The Chestnut Hill Community Association’s Pastorius Park Summer Concerts series will continue next week with a performance by Runa, a traditional celtic band with roots in Chestnut Hill.
The Chestnut Hill Community Association’s Pastorius Park Summer Concerts series will continue next week with a performance by Runa, a traditional celtic band with roots in Chestnut Hill, on July 6 at 7:30 p.m. The series is sponsored by Chestnut Hill Hospital and attendance is free.
“It’s right in the backyard for all of us,” singer Shannon Lambert-Ryan said of Chestnut Hill, even though many band members have moved to different parts of the continent. (Her parents lived in West Mt. Airy.) “The band is more spread out than before, but we still consider it a backyard bill.”
Runa, which will turn 14 in August, has had several different lineups over the years. Today, the band’s members are based in Nashville, Chicago and Canada. Lambert-Ryan has stayed in Philadelphia with her husband, Fionán de Barra, a native of Ireland who plays guitar with the band.
“I was born into it,” de Barra said of celtic music. “I’m one of seven kids and we all play music. We all grew up around music of all sorts.”

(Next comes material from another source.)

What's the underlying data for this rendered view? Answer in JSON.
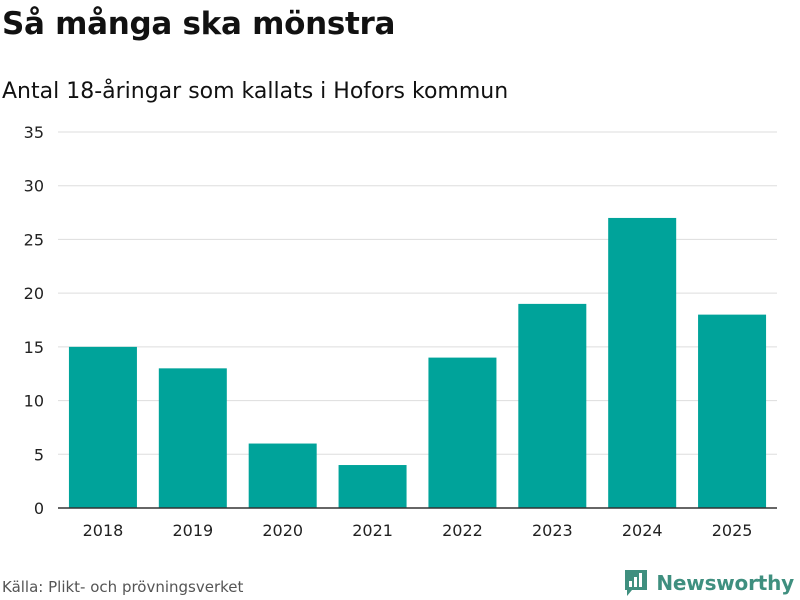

Runa tries to take celtic music “to new places with more modern and elaborate arrangements than what would typically be done,” said de Barra, “but with a respect for what’s come before.”
The band experiments with incorporating other genres such as jazz and flamenco into its songwriting, de Barra said.
“That exploration is part of the journey in finding what a song truly deserves,” Lambert-Ryan said. “Some songs get put on the back burner for a while for that reason. We may find it five years later and say ‘Oh that’s what we were going for.’”
And some of those songs that have been in the can for years can be heard on a new Runa album slated to be released in July.
“As the band has changed over the years, we really try to incorporate the styles of whoever is in the band at the time and push boundaries,” Lambert-Ryan said. “It’s a culmination of everybody who’s in the band at the moment.”
The band “pushed for the album to be joyful and celebrating returning to be together again,” Lambert-Ryan added, referencing the music industry’s virtual halt during the pandemic. She describes the album as having “that attitude of dancing in the face of darkness and [being] grateful for what’s in front of you.”
As Runa has ramped back up its live performances, the band is getting back into the groove of its familiar working scenario.
“From the moment we step into a venue and we step onstage everyone is having a great time - mask mandate or not,” de Barra said. “We have so much more of an understanding of what it means to people to go to shows.”
For Runa, live shows also are an opportunity to make a difference in the community. For that reason, Runa fans - or Runatics, as the band refers to them - who attend the Pastorius Park concert are encouraged to bring a pair of brand new socks, which the band plans to donate to a local organization that supports people with housing insecurities.
“It seems like a really small gesture, but for someone who can’t afford new socks, it’s a huge gesture,” Lambert-Ryan said. “We attempt to donate them locally wherever we’re performing.”
The July 6 show will be Runa’s fourth time performing in Pastorius Park.
“It’s something we’re so looking forward to,” Lambert-Ryan said. “It’s a gorgeous space. When everybody gathers there, it’s a magical evening and a magical experience so we’re excited to be going back.”